Ik voel me het beste in de rol van outsider

Ik word al nerveus als je zegt dat ik de topfavoriet ben voor de titel in Landgraaf. Ik voel me dan ook het beste in de rol van outsider. Ik kan dan wel goed toeleven naar kampioenschappen, maar in Lenzerheide liep het niet lekker en gaf ik er zelfs de brui aan. Terwijl het de voorbije maanden net zo goed ging.

Eindelijk viel de laatste maanden alles eens een keer in de plooi, want om topprestaties te leveren moeten alle details kloppen en moet ook alles elke week meezitten. Ik wist wel dat ik deze winter goed bezig was en toen ik op Cyprus de strijd kon aangaan met Kulhavy en Giger om als eerste de singletrack op te draaien, gaf dat een boost aan mijn moraal.
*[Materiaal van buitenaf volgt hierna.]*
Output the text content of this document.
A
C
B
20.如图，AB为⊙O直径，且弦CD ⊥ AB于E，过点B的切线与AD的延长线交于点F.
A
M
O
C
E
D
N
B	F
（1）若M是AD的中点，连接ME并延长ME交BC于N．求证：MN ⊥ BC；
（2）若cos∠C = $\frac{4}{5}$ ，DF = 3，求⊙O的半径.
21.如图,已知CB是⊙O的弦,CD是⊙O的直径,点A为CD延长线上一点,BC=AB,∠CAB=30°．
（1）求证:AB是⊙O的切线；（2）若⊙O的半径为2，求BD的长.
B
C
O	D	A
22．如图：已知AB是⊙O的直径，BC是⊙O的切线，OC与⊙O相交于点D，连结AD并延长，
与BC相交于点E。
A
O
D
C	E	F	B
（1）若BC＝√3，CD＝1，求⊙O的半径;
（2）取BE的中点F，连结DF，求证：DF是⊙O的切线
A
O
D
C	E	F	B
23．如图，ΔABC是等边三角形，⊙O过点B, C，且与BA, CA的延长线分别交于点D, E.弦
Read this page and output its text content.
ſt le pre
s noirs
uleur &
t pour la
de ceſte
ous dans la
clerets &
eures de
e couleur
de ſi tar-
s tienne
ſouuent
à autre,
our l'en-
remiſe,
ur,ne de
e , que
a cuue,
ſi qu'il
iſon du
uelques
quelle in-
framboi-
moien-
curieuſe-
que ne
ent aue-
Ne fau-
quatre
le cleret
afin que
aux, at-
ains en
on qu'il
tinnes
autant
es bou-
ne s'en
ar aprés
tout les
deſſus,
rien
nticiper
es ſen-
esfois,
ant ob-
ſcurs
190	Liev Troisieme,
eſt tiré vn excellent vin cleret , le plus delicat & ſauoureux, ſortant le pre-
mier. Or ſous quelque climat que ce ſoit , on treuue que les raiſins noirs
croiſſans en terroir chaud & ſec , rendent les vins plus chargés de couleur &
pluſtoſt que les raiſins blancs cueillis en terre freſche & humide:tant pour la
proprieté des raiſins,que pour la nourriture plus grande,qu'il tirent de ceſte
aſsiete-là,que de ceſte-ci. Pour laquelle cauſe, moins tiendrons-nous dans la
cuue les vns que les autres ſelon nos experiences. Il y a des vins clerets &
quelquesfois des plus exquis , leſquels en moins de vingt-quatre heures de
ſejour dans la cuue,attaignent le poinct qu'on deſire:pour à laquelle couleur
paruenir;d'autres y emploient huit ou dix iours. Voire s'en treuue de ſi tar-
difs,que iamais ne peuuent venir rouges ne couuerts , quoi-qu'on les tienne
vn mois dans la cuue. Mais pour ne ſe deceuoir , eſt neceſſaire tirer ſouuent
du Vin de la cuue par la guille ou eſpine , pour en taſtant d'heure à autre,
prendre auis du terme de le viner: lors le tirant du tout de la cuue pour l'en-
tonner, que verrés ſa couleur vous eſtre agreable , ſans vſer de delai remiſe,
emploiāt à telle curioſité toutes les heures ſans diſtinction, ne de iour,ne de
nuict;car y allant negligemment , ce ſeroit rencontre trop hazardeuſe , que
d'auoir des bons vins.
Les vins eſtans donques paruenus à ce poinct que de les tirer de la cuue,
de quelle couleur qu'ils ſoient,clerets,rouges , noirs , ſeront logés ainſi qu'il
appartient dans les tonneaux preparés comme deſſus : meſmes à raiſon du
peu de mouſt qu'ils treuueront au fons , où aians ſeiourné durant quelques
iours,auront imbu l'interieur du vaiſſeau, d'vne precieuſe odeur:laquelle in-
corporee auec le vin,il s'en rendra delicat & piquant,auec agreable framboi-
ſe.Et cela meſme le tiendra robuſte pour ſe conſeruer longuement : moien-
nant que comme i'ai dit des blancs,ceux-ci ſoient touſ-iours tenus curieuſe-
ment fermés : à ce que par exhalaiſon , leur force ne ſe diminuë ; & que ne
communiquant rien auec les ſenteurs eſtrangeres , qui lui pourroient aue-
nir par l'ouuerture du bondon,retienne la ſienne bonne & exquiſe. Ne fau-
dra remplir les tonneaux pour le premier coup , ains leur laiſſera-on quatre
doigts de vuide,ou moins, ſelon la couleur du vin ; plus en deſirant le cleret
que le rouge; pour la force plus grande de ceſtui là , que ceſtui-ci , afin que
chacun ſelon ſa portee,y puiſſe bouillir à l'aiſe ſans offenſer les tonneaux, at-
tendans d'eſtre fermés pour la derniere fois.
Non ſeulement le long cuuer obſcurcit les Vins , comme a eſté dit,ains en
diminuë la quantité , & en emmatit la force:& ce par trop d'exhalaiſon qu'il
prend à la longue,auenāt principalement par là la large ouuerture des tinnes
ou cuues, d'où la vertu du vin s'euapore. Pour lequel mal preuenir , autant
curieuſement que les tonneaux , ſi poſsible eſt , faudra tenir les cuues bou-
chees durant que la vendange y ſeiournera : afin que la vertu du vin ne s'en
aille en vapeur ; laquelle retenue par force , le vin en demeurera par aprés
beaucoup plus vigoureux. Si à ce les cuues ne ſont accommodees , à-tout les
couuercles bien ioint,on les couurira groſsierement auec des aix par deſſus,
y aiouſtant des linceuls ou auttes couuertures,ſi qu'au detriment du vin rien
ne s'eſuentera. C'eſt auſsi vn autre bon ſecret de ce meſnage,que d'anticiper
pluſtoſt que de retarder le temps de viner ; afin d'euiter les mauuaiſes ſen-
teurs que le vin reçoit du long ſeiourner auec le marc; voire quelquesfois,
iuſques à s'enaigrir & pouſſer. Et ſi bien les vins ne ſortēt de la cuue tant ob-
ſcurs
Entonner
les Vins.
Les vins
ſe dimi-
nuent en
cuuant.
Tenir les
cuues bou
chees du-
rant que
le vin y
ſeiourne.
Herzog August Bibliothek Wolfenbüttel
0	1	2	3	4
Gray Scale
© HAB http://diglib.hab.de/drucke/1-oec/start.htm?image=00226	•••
Nochtans hadden we deze winter het idee opgevat dat ik dit seizoen vooral de jongeren in het team zou begeleiden en dat ik zelfs niet in alle wereldbekers aan de start zou verschijnen.

Al reed ik eind vorig jaar, met het oog op extra UCI-punten, mee in de Brasil Ride zodat ik iets meer vooraan zou kunnen starten tijdens de eerste wereldbekers. Zo hoopte ik om dit jaar toch nog eens rond de top twintig te kunnen eindigen in een World Cup. In Val di Sole werd ik ooit een keertje 21ste en toen dacht ik al dat ik de race van mijn leven gereden had. En dan rijd ik dit jaar plots naar de 15de plaats in Nove Mesto en de 12de in Albstadt!

En door de goede prestaties van dit jaar sta ik plots achtste in de UCI-ranking. Op zich ben ik daar niet te veel mee bezig, want als ik tijdens elke wedstrijd in mijn hoofd moet hebben zitten dat ik met die of die plek zoveel punten scoor dan ben ik ook niet goed bezig. Maar nu ik achtste sta, wordt het natuurlijk wel een ding, ook al weet ik dat zo’n klassement niet helemaal representatief is. Ik weet ook wel dat een Kulhavy, die achter me staat, beter is dan mij. Al vindt bondscoach Gerben de Knegt dat ik te bescheiden ben. Zo besliste ik deze winter al dat ik dit jaar niet mee zou gaan naar het EK, omdat ik toen dacht dat ik er toch maar voor de twaalfde plaats zou strijden. En vermits ik een uitnodiging voor een stage race in Colombia in de bus had gekregen, was voor mij de keuze snel gemaakt.

Ook voor het WK pas ik voor dezelfde reden. Ik vind dat de kosten voor mij niet opwegen tot wat ik er kan bereiken. Het podium is voor mij toch niet haalbaar en als ik dan achteraf in het klein een persberichtje zie verschijnen dat Hans Becking twaalfde is geworden op het WK, dan heeft dat de bond wel een slordige 6 à 7000 euro gekost om me naar ginder te sturen. En dan heb ik het nog niet over de lange vlucht, de week die ik er op voorhand moet spenderen in de tropische hitte met een jetlag van hier tot in Tokio om er dan op zondag een wedstrijd van anderhalf uur te rijden …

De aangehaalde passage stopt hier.